Explain yourself when editing, and ask questions when being edited. It’s a process. You chose words for a reason, even if it was because they just looked sophisticated and you didn’t really know what they meant. Things happen.
The editor – also known as “knife wielding idiot” – requests you change some words. Maybe “is” appears too often. Editor types know this because they can drop your manuscript into an app and it’ll tell them that. Too many “is”‘s! Get rid of some! And “the” isn’t looking good, either. Keep an eye on it.
So you run off to blindly fix whatever editoridiot asks; and in the process you improve your story, right?
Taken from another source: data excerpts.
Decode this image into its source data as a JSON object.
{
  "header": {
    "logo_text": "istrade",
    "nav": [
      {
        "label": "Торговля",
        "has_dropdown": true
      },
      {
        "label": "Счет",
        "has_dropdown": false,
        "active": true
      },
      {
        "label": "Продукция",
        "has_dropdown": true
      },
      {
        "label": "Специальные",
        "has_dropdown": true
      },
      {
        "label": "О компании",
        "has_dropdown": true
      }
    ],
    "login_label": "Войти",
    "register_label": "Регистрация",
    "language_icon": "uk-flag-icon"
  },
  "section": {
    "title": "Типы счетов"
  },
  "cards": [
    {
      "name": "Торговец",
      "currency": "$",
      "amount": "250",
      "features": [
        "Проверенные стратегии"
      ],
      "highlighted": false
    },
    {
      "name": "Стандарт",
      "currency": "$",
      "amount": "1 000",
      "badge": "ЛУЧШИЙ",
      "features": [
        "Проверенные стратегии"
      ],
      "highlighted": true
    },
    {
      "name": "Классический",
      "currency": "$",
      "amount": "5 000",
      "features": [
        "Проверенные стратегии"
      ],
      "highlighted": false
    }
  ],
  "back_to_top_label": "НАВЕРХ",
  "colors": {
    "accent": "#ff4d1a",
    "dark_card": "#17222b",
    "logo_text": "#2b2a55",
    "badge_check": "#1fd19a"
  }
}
Let’s say you want this sentence fixed.
“Let’s go see grandma!”
The kids are excited about a trip to a house filled with love and cookies and toys. They pile into the car, full of enthusiasm.
You know what you mean, and the editoridiot knows what she means by “fix it”. But what if your ideas of how to fix it are… different?
So you guess about what she wants. They’re too excited. Lose the exclamation point. And you fix it. Now it says:
“Let’s go see grandma.”
No, no editorasshole says, that’s not fixed! FIX IT!
So you type “Let’s go see, grandma.”
Well, now it says something different, doesn’t it? The kids were excited to go see grandma, hence the exclamation point; now they’re actually talking to her and considering the prospect of something she is reluctant to witness. It’s fairly ominous. Taunting. Actually, the grandkids are gone and a rude teenager has replaced them, torturing the sweet old woman into giving up her jewelry box to save her elderly husband.
If editoridiot had taken the time to explain, you wouldn’t have made grandpa freaking murdered and thrown down a well.
BTW, imagine how many things you change AROUND the words they request changed, so the story still makes sense. That’s a lot of time and energy wasted without knowing what they want. Don’t assume you know. Heck, don’t assume THEY know.
Communication. That’s the key to any healthy relationship. When you know each other well, you know what the other person means. Until then, don’t guess.